El 22 de febrero de 2026, el Estado mexicano asestó el golpe más simbólico contra el Cártel Jalisco Nueva Generación (CJNG): el abatimiento de Rubén Nemesio Oseguera Cervantes, El Mencho.

En términos de seguridad y relación México–Estados Unidos, el hecho opera como un mensaje de capacidad: “sí podemos”. Pero en el México real, donde el poder criminal no depende de un solo nombre, la pregunta no es si cayó el líder, sino qué nace después.

El primer saldo fue inmediato: represalias, bloqueos y vehículos incendiados en regiones de Jalisco y otros puntos.

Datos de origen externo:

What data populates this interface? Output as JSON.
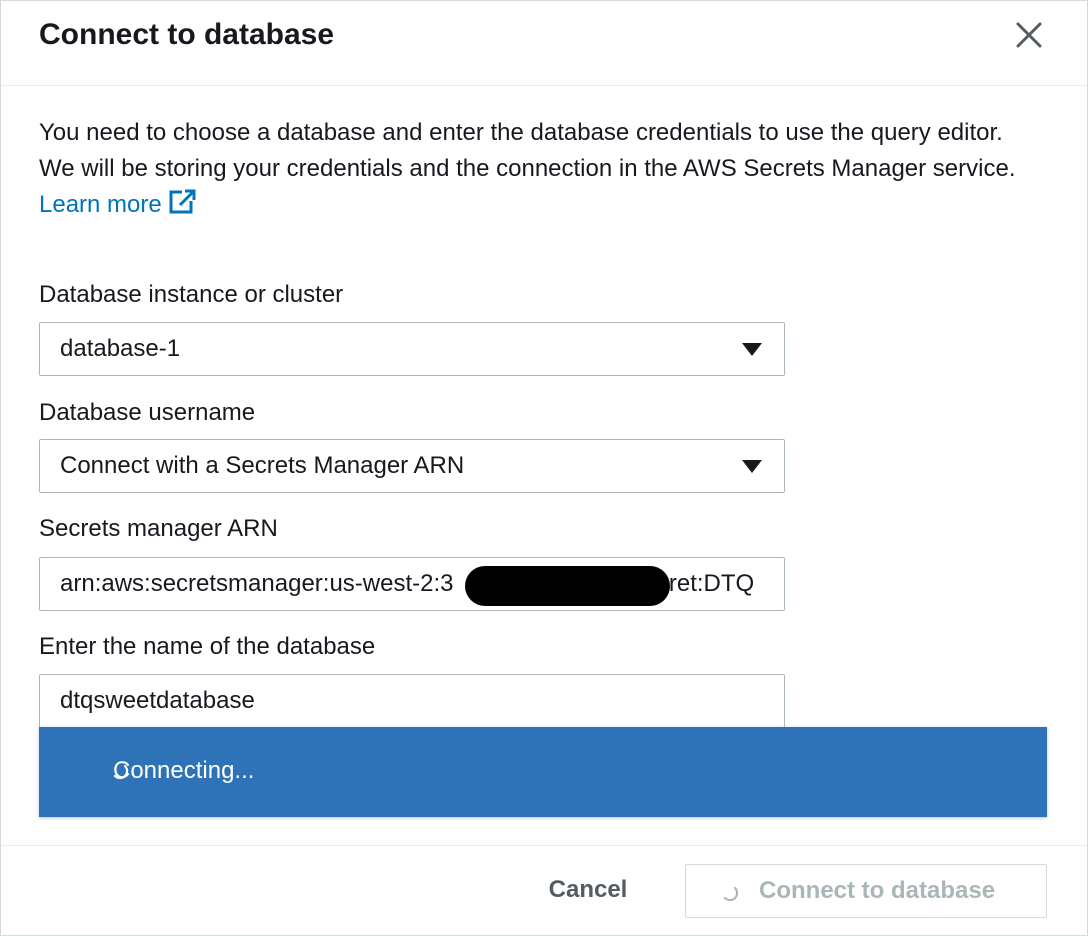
{
  "dialog": {
    "title": "Connect to database",
    "close_icon": "close-icon"
  },
  "intro": {
    "text": "You need to choose a database and enter the database credentials to use the query editor. We will be storing your credentials and the connection in the AWS Secrets Manager service. ",
    "link_label": "Learn more",
    "link_icon": "external-link-icon"
  },
  "fields": {
    "instance": {
      "label": "Database instance or cluster",
      "value": "database-1",
      "icon": "caret-down-icon"
    },
    "username": {
      "label": "Database username",
      "value": "Connect with a Secrets Manager ARN",
      "icon": "caret-down-icon"
    },
    "arn": {
      "label": "Secrets manager ARN",
      "value_prefix": "arn:aws:secretsmanager:us-west-2:3",
      "value_suffix": "7:secret:DTQ",
      "redacted": true
    },
    "database_name": {
      "label": "Enter the name of the database",
      "value": "dtqsweetdatabase"
    }
  },
  "banner": {
    "text": "Connecting...",
    "icon": "spinner-icon",
    "color": "#2e73b8"
  },
  "footer": {
    "cancel_label": "Cancel",
    "connect_label": "Connect to database",
    "connect_icon": "spinner-icon"
  },
  "colors": {
    "link": "#0073bb",
    "banner_bg": "#2e73b8",
    "disabled_text": "#aab7b8"
  }
}
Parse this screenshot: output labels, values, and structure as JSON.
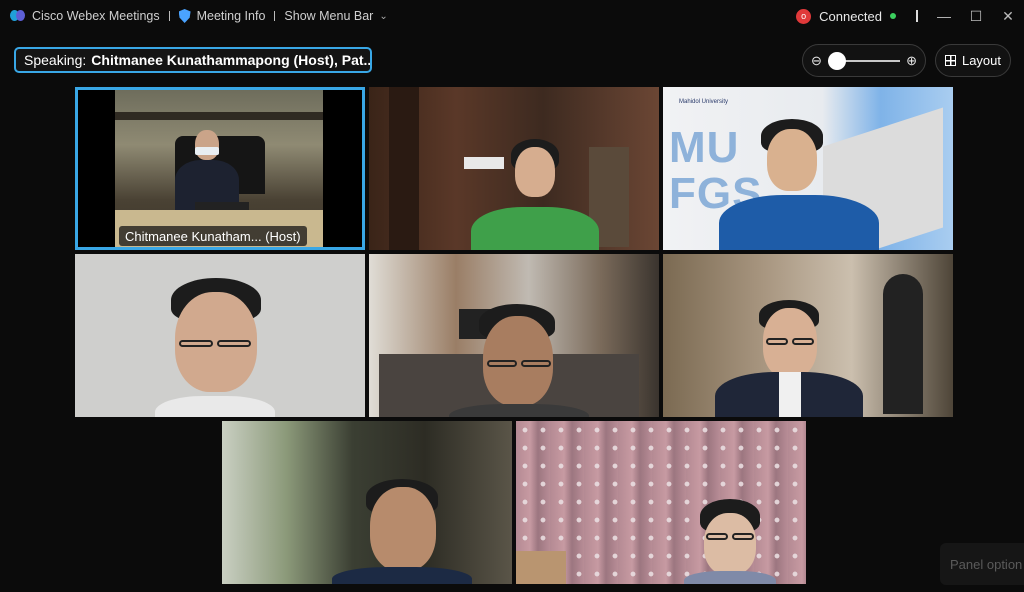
{
  "titlebar": {
    "app_name": "Cisco Webex Meetings",
    "meeting_info": "Meeting Info",
    "show_menu_bar": "Show Menu Bar",
    "status": "Connected",
    "status_color": "#3bcf5e",
    "record_icon_color": "#e0393a"
  },
  "speaking": {
    "prefix": "Speaking:",
    "names": "Chitmanee Kunathammapong (Host), Pat..."
  },
  "controls": {
    "zoom_out_icon": "zoom-out-icon",
    "zoom_in_icon": "zoom-in-icon",
    "zoom_level": 0.0,
    "layout_label": "Layout"
  },
  "video_tiles": [
    {
      "label": "Chitmanee Kunatham... (Host)",
      "active": true,
      "accent": "#39a7e6"
    },
    {
      "label": ""
    },
    {
      "label": ""
    },
    {
      "label": ""
    },
    {
      "label": ""
    },
    {
      "label": ""
    },
    {
      "label": ""
    },
    {
      "label": ""
    }
  ],
  "tile3_banner": {
    "org": "Mahidol University",
    "letters1": "MU",
    "letters2": "FGS"
  },
  "panel_options": "Panel option"
}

Ese reflejo revela el dilema clásico de la política antidrogas: la “victoria” táctica puede disparar un costo social a corto plazo y abrir un vacío de poder que se llena con disputas internas o choques de rivales. La “decapitación” no siempre desmantela; a veces fragmenta.

En Washington, sin embargo, el golpe se lee con otra lógica. “Los buenos son más fuertes que los malos”, posteó el subsecretario de Estado y ex embajador de EU en México, Christopher Landau. Y es que para el gobierno de EU, El Mencho era un objetivo prioritario, con recompensa de hasta 15 millones de dólares.

Su caída le permite a México responder a la crítica recurrente de “falta de acción” contra el narcotráfico y el flujo de drogas sintéticas hacia EU, incluida la crisis de fentanilo.

Aquí entra el factor Trump. Con una Casa Blanca inclinada al lenguaje de fuerza -amenazas de intervención, presión y castigos-, este “trofeo” puede volverse moneda diplomática: margen para negociar cooperación bajo los términos de México sin venderlo como subordinación, y para insistir en la agenda de responsabilidad compartida (armas y dinero) desde una posición menos defensiva.

Además, si el CJNG fue elevado por Trump como organización terrorista, México gana un argumento útil: “Estamos golpeando al actor que ustedes mismos colocaron en esa categoría”.

Eso puede destrabar acuerdos operativos y bajar -al menos temporalmente- la narrativa de que México “no controla” su territorio, un guión que suele contaminar conversaciones comerciales y de seguridad, incluida la sombra permanente sobre el T-MEC.

Pero el beneficio tiene letra chiquita. La presidenta Sheinbaum ha cuestionado estrategias que elevan la violencia; y EU puede interpretar el golpe como precedente para exigir más cabezas, no una estrategia integral.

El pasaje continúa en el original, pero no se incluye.